[If you want to see just how successful hard work and a solid promo plan (along with good books) can be, check out some of the posts Patty Jansen does on her far more active writing career.]
Earnings per month
First, here's earnings from when I first put my books up on Amazon (a few months after I'd first published them on Smashwords). The two big peaks are two Bookbub promotions, back when it was easier to get into Bookbub. The initial early leaps were in the days when putting a book free would have a tangible impact on your sales. [The third biggest peak, incidentally, is the release of In Arcadia.]Earnings by book and store
The Touchstone Trilogy is by leaps and bounds my bestseller, as can be seen by the pie chart.
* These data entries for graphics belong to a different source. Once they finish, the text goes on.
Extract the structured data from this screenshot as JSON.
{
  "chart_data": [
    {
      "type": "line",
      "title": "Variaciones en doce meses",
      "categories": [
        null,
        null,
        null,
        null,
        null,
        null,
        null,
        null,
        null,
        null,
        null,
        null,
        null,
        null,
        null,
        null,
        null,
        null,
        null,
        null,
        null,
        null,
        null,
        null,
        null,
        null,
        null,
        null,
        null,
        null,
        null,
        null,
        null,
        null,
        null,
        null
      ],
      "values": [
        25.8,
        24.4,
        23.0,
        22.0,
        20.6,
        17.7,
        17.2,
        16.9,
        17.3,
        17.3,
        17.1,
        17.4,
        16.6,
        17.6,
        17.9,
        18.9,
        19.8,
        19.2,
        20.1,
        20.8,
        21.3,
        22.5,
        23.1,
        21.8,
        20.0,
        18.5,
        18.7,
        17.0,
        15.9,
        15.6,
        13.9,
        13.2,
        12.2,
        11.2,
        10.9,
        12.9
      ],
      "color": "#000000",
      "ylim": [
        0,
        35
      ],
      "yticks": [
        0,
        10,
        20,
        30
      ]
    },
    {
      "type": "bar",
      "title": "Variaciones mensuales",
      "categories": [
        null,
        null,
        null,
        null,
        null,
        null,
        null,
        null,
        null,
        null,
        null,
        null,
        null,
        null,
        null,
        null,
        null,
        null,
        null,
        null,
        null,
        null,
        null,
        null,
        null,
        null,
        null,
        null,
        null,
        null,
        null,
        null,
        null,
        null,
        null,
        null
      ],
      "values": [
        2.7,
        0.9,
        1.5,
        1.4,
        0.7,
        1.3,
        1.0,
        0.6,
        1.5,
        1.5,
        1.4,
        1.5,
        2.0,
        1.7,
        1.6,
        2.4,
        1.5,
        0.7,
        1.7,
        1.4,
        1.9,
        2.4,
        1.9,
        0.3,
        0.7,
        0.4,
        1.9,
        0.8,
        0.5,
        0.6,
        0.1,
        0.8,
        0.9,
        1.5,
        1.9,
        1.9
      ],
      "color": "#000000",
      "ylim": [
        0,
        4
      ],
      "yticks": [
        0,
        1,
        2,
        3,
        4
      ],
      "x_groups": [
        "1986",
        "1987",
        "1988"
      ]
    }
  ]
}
No prizes for guessing which books are represented by the right of the chart.Numbers and dollars by book
Dividing this by seven years makes the amounts seem much less impressive - but still definitely nothing to sniff at! Not anything I could gamble on early retirement with, but a solid supplement to my income. [Publishing and Amazon algorithms are such variable things that I don't think I would ever bank on book royalties until I no longer had things like mortgages to worry about.]
For the future...well, I'd still rather just write and publish and see what happens - the beauty of self-publishing is that the books are mine, and they're not going away, and I'm comfortable with letting my mailing list grow slowly and organically.
Not that I'd object to wild success. I recently had a rather heart-stopping query from a very major production company about the film/TV rights for Touchstone. It came to nothing, sadly, but it sure did give me some fun daydreams. I re-read the trilogy afterwards, and really don't see how it could be adapted without cutting down on the massive cast list - but I thought it would be fun to have a show that paralleled Zan and Cass. They both technically 'graduate' around the same time and are such different people.